Rates: Refinance auto loan rates are higher than new-car rates and more similar to used-car rates because you are, in fact, financing a used car. Your exact rate will depend on your credit and income. Here are average auto loan APRs by credit score that borrowers obtained through LendingTree’s platform in November 2022:

Credit scoreAverage APR
720 or higher5.50%
Less than 56013.70%

Source: customer data

How to refinance your auto loan

Gather key information. So that you’re not running around the house looking for paperwork before the online application signs you out, gather the paperwork beforehand. You may need to know the following information:

    • Current loan balance or payoff amount
    • Current loan APR
    • Original loan amount
    • Current loan length and how many months you have left

Apply to lenders. Applying to multiple lenders in a 14-day window only counts as one inquiry on your credit report. We recommend applying to a few at a time so you stay within the window and can compare the offers together. You could fill out an online form at LendingTree and get up to five auto refinance loan offers from lenders, depending on your creditworthiness. Potential lenders could be credit unions, banks and online financers.

Choose the best offer. Once you have multiple offers in hand, it’s time to compare apples to apples. Look at the monthly payment and APR with each loan and consider which is the cheapest and most convenient for you. To reject an offer, you don’t have to do anything. Many auto loan offers expire within 30 days. To accept an offer, contact the lender to be walked through the rest of the process.

Is an auto loan refinance worth it?

If you’re considering an auto loan refinance, use LendingTree’s auto refinance calculator to see how you might lower your payment or save money each month.

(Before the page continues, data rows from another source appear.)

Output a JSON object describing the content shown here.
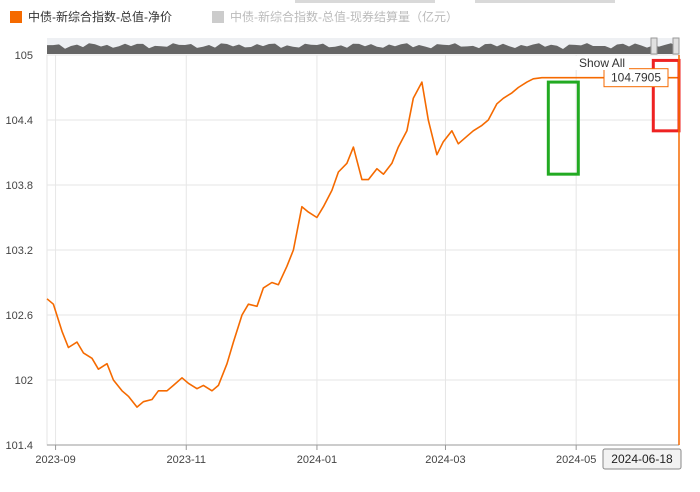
{
  "legend": [
    {
      "label": "中债-新综合指数-总值-净价",
      "color": "#f56a00",
      "active": true
    },
    {
      "label": "中债-新综合指数-总值-现券结算量（亿元）",
      "color": "#cccccc",
      "active": false
    }
  ],
  "controls": {
    "show_all": "Show All"
  },
  "tooltip": {
    "value": "104.7905",
    "date": "2024-06-18"
  },
  "chart_data": {
    "type": "line",
    "series": [
      {
        "name": "中债-新综合指数-总值-净价",
        "color": "#f56a00",
        "x": [
          "2023-08-28",
          "2023-08-31",
          "2023-09-04",
          "2023-09-07",
          "2023-09-11",
          "2023-09-14",
          "2023-09-18",
          "2023-09-21",
          "2023-09-25",
          "2023-09-28",
          "2023-10-02",
          "2023-10-05",
          "2023-10-09",
          "2023-10-12",
          "2023-10-16",
          "2023-10-19",
          "2023-10-23",
          "2023-10-26",
          "2023-10-30",
          "2023-11-02",
          "2023-11-06",
          "2023-11-09",
          "2023-11-13",
          "2023-11-16",
          "2023-11-20",
          "2023-11-23",
          "2023-11-27",
          "2023-11-30",
          "2023-12-04",
          "2023-12-07",
          "2023-12-11",
          "2023-12-14",
          "2023-12-18",
          "2023-12-21",
          "2023-12-25",
          "2023-12-28",
          "2024-01-01",
          "2024-01-04",
          "2024-01-08",
          "2024-01-11",
          "2024-01-15",
          "2024-01-18",
          "2024-01-22",
          "2024-01-25",
          "2024-01-29",
          "2024-02-01",
          "2024-02-05",
          "2024-02-08",
          "2024-02-12",
          "2024-02-15",
          "2024-02-19",
          "2024-02-22",
          "2024-02-26",
          "2024-02-29",
          "2024-03-04",
          "2024-03-07",
          "2024-03-11",
          "2024-03-14",
          "2024-03-18",
          "2024-03-21",
          "2024-03-25",
          "2024-03-28",
          "2024-04-01",
          "2024-04-04",
          "2024-04-08",
          "2024-04-11",
          "2024-04-15",
          "2024-04-18",
          "2024-04-22",
          "2024-04-25",
          "2024-04-29",
          "2024-05-02",
          "2024-05-06",
          "2024-05-09",
          "2024-05-13",
          "2024-05-16",
          "2024-05-20",
          "2024-05-23",
          "2024-05-27",
          "2024-05-30",
          "2024-06-03",
          "2024-06-06",
          "2024-06-10",
          "2024-06-13",
          "2024-06-18"
        ],
        "values": [
          102.75,
          102.7,
          102.45,
          102.3,
          102.35,
          102.25,
          102.2,
          102.1,
          102.15,
          102.0,
          101.9,
          101.85,
          101.75,
          101.8,
          101.82,
          101.9,
          101.9,
          101.95,
          102.02,
          101.97,
          101.92,
          101.95,
          101.9,
          101.95,
          102.15,
          102.35,
          102.6,
          102.7,
          102.68,
          102.85,
          102.9,
          102.88,
          103.05,
          103.2,
          103.6,
          103.55,
          103.5,
          103.6,
          103.75,
          103.92,
          104.0,
          104.15,
          103.85,
          103.85,
          103.95,
          103.9,
          104.0,
          104.15,
          104.3,
          104.6,
          104.75,
          104.4,
          104.08,
          104.2,
          104.3,
          104.18,
          104.25,
          104.3,
          104.35,
          104.4,
          104.55,
          104.6,
          104.65,
          104.7,
          104.75,
          104.78,
          104.79,
          104.79,
          104.79,
          104.79,
          104.79,
          104.79,
          104.79,
          104.79,
          104.79,
          104.79,
          104.79,
          104.79,
          104.79,
          104.79,
          104.79,
          104.79,
          104.79,
          104.79,
          104.7905
        ]
      }
    ],
    "y_ticks": [
      "105",
      "104.4",
      "103.8",
      "103.2",
      "102.6",
      "102",
      "101.4"
    ],
    "x_ticks": [
      "2023-09",
      "2023-11",
      "2024-01",
      "2024-03",
      "2024-05"
    ],
    "ylim": [
      101.4,
      105
    ],
    "grid": true,
    "title": "",
    "xlabel": "",
    "ylabel": "",
    "highlights": [
      {
        "label": "",
        "color": "#22aa22",
        "x_range": [
          "2024-04-18",
          "2024-05-02"
        ],
        "y_range": [
          103.9,
          104.75
        ]
      },
      {
        "label": "",
        "color": "#ee2222",
        "x_range": [
          "2024-06-06",
          "2024-06-18"
        ],
        "y_range": [
          104.3,
          104.95
        ]
      }
    ]
  }
}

Refinancing may be worth it if you find that a refinance would significantly lower your monthly payments. This could be either due to lowering your interest rate, extending the term of your loan or both. Freeing up money in your budget each month can give you peace of mind.

Refinancing may not be worth it if it wouldn’t save you very much money each month. If your remaining balance is not very high or your interest rate won’t drop significantly, you might find that refinancing your car loan won’t make enough of a difference to be worth the time it would take.